Boundary and rejection tests

Likelihood tests should include unsupported syntax and boundary-prone cases. For early phases, rejecting a model clearly is a feature, because it protects users from syntax that looks plausible but has no fitted likelihood path.

Examples of rejection tests:

expect_snapshot(
  {
    drmTMB(
      drm_formula(y ~ x + meta_known_V(V = V), nu ~ x),
      family = student(),
      data = dat
    )
  },
  error = TRUE
)

expect_snapshot(
  {
    drmTMB(
      drm_formula(
        mu1 = y1 ~ x + (1 | id),
        mu2 = y2 ~ x,
        sigma1 = ~ 1,
        sigma2 = ~ 1,
        rho12 = ~ 1
      ),
      family = c(gaussian(), gaussian()),
      data = dat
    )
  },
  error = TRUE
)

The exact messages may change, but the rule should not: an unsupported combination should fail before optimization with an explanation of the missing feature.

Fast and long tests

CRAN-facing tests should be small and deterministic. They answer whether the likelihood is wired correctly for a few representative cases.

Long tests belong in optional scripts, scheduled CI, or a simulation study. They answer whether the estimator behaves well across sample sizes, effect sizes, mesh densities, tree sizes, boundary variances, and extreme correlations.

Use this split deliberately:

Test type Runs in routine checks Purpose
Unit test yes parser, family, extractor, and error-message behaviour
Independent likelihood check yes density constants, transforms, covariance assembly
Small simulation recovery yes basic estimator recovery
Comparator smoke test yes, with skip_if_not_installed() parity with established software
Large simulation grid no operating characteristics across parameter space
Bootstrap or profile-likelihood coverage no, until scheduled uncertainty calibration

Before closing a task

Before a likelihood task is complete, run the after-task audit.
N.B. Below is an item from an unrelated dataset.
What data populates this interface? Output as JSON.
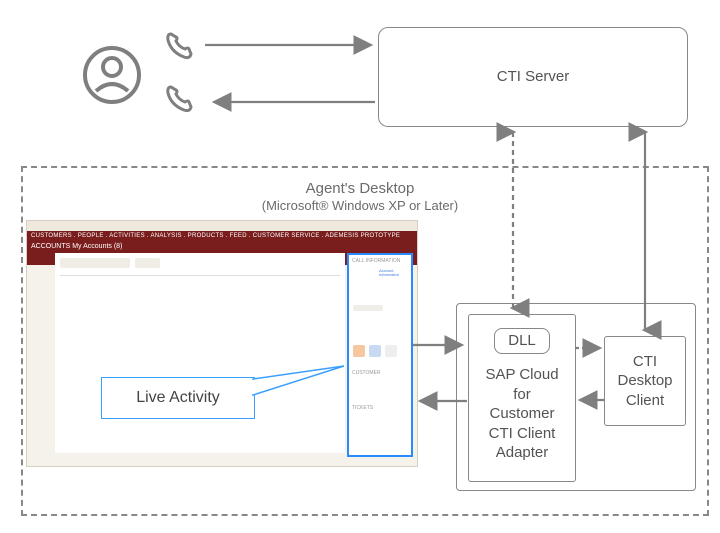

The compact checklist is:

  • the symbolic equation, R syntax, and TMB implementation describe the same model;
  • tests include either an independent likelihood check, a comparator check, or simulation recovery;
  • at least one unsupported or malformed neighbouring case is checked;
  • docs/design/03-likelihoods.md, docs/design/05-testing-strategy.md, and relevant vignettes are synchronized;
  • pkgdown::check_pkgdown() and pkgdown::build_site() pass for user-facing documentation changes;
  • docs/dev-log/check-log.md and an after-task report record the checks, what did not go smoothly, and what remains unsupported.

This discipline is deliberately slow at the end of each task. It is much faster than debugging a package whose equations, examples, tests, and documentation have drifted apart.